Dare!
At one point in time we should be aware of the importance of acknowledging one’s greater strengths and for this I want to share with you a wonderful story!
The Story of the Chained Elephant
by Jorge Bucay
When I was a small boy, I loved going to the circus. Animal acts were my favorite. I was quite impressed by the elephant, who is — as I found out later — the favorite animal of all children. The elephant’s part of the show was a display of his huge weight, his immense size and power… Then, as the show was approaching its end, slightly before the elephant had to return to his tent, he was standing tied to a tiny wooden stake driven partially into the ground. A chain was wrapped around his feet.
The size of the stake was very small, and the part of it that was driven into the ground was even smaller. The chain that was wrapped around the legs of the elephant was quite large, but it seemed quite obvious, even to my childish mind, that an animal whose power was so large, so immense that it could rip trees off the ground and hurl them to others, was more than enough to let the elephant just rise and walk away.
That was the mystery of the elephant.
What sort of immense force could keep the elephant tied to that tiny stake?
Why didn’t he rise and walk away?
When I was five or six years old, I put great trust in the wisdom of the elder people. So I asked my teacher, my father, and my uncle about the mystery of the elephant. I don’t remember anymore who gave me the particular answer, but one of the replies was that the elephant doesn’t run away because he is “tame”.

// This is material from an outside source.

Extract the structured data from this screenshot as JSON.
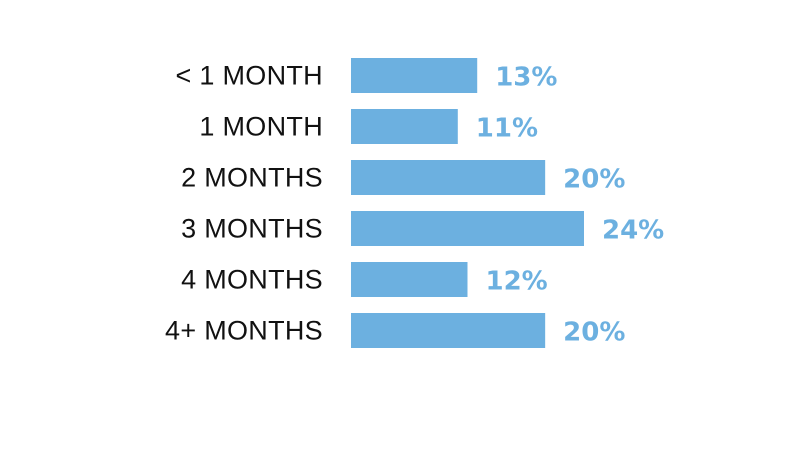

Then I asked the obvious question: “If he’s tame, why do they have to chain him?” I don’t think I ever got a satisfactory answer to this question.
As time went by, I forgot all about the mystery of the huge elephant and the tiny stake. The mystery would only resurface when I was at the company of others who had wondered about the same thing.
Then, a few years ago, I discovered that someone knew why the elephant doesn’t run away.
The elephant doesn’t run away because they have been tying him to a similar stake ever since he was very very small too.
I closed my eyes, and I tried to imagine the small, newborn elephant, chained to the ground. The small elephant would push, pull and struggle with all his strength, trying to free himself, but he would fail. Despite all his efforts, he would fail again and again, because that stake and chain was too big for his strength.
The elephant would sleep exhausted from all his efforts to free himself, and would wake up the next day. All his struggles would fail the next day too, and a third day, and a fourth, and many tiresome, exhausting days after those. Then one day would come — a horrible day for the history of our elephant — a day that he would just give up, and accept his fate, deciding that he was too weak to escape, that his strength was not enough and would never be enough.
The huge and immensely powerful elephant that we see in the circus does not run away because the poor animal believes that he cannot do that.
The memory of the lack of strength he felt a little after his birth is now deeply engraved to his very soul and spirit.
The worst of it all is that he has never tried to free himself since.
He never ever tried to test his powers again.